In 2024, JD.com agreed to acquire a majority stake in Home Credit Consumer Finance, changing the ownership structure of the Chinese business. Following the transaction, Home Credit China became part of JD.com's consumer finance operations.

=== Criticism ===
Home Credit and its parent company PPF Group became involved in debates in the Czech Republic over business relations with China. In 2014, PPF helped arrage visit of the Czech president Miloš Zeman to China and subsequently helped pay for private plane for the return trip. In 2016, the company CEO Jiří Šmejc claimed to be proud of the impact on the revival of Czech-Chinese relations.

In 2019, Home Credit had hired C&B Reputation Management, a public relations agency, as part of a campaign to improve perceptions of China in the Czech Republic. It was also supposed to improve the Czech view of the Chinese communist regime.

Home Credit also funded the think tank Sinoskop, established in 2018 to analyse China-related issues. The funding attracted criticism from some China analysts, who argued that the organisation presented a more favourable view of China than established research groups such as Sinopsis.

== Home Credit Vietnam ==
Home Credit entered Vietnam in 2008, becoming the company's first major market in Southeast Asia. Home Credit Vietnam expanded through consumer lending products, including point-of-sale financing, cash loans and revolving loans, and became one of the leading consumer finance companies in the country.

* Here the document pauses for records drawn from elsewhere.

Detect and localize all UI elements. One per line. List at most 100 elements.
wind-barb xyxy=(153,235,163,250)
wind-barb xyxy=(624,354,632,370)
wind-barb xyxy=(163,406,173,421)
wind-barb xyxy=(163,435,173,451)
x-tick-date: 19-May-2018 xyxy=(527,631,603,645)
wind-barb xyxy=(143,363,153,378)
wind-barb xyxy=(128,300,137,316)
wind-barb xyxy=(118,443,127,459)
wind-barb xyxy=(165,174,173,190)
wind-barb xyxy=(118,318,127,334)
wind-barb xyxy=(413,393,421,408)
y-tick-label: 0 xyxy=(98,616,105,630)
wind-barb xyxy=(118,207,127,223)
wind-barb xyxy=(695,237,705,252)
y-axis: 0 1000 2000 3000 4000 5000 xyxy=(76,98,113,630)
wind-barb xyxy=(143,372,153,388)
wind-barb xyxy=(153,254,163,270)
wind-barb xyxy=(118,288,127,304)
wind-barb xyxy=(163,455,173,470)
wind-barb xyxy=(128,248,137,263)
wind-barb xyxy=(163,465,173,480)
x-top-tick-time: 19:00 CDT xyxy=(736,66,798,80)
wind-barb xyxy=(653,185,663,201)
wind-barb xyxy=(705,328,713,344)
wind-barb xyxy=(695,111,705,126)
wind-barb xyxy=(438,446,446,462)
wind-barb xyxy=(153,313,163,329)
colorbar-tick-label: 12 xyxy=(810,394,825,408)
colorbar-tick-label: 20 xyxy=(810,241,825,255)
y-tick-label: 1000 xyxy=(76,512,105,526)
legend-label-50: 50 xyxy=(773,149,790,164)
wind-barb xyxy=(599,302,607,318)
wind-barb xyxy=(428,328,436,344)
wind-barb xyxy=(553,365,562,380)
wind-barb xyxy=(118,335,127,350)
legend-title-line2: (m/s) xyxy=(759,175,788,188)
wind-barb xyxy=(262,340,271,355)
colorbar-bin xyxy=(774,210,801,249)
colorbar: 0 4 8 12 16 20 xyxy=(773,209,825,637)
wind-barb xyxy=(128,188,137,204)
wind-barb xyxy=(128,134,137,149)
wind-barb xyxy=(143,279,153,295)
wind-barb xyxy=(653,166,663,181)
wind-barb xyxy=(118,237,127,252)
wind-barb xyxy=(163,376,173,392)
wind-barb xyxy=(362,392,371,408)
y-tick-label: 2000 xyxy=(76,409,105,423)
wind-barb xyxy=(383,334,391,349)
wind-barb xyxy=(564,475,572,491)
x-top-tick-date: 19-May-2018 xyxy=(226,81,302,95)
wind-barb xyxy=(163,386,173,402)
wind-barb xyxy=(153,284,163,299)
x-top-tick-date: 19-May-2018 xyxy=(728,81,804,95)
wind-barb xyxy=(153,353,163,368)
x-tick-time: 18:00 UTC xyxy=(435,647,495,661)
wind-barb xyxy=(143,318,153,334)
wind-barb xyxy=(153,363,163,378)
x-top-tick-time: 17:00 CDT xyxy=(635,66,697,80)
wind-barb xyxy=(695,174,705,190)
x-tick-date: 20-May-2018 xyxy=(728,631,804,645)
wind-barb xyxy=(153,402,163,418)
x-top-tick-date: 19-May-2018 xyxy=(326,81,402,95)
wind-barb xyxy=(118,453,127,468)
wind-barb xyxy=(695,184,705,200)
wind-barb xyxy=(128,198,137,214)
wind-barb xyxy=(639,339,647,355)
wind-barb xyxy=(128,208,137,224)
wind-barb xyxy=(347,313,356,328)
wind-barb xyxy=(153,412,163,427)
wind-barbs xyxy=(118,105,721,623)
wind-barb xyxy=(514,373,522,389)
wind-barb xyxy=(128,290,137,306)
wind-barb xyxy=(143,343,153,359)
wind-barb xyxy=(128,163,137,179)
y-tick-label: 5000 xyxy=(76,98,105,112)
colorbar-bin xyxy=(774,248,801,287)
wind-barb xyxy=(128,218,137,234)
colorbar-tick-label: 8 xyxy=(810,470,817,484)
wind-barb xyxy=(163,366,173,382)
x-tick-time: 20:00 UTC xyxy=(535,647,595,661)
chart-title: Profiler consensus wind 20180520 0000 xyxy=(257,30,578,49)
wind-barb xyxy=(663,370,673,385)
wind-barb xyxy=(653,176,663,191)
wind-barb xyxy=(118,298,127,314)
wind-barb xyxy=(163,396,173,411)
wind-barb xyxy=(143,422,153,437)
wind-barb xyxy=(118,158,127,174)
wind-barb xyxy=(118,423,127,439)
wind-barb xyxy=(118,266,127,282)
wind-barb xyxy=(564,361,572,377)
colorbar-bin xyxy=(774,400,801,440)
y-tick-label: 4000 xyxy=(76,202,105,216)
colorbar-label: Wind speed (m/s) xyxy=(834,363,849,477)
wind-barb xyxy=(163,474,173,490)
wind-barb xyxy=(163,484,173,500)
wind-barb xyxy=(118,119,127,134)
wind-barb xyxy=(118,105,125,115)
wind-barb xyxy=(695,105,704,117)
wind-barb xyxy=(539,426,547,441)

By 2023, Home Credit Vietnam had served more than 15 million customers, operated around 14,000 points of sale and held approximately 14% of Vietnam's consumer finance market, making it the country's second-largest consumer finance provider.

In 2024, PPF Group agreed to sell Home Credit Vietnam to Siam Commercial Bank's parent company SCBX for approximately US$860 million. The transaction was later terminated in 2026 after the conditions required for completion were not fulfilled, and Home Credit Vietnam continued operating under Home Credit Group.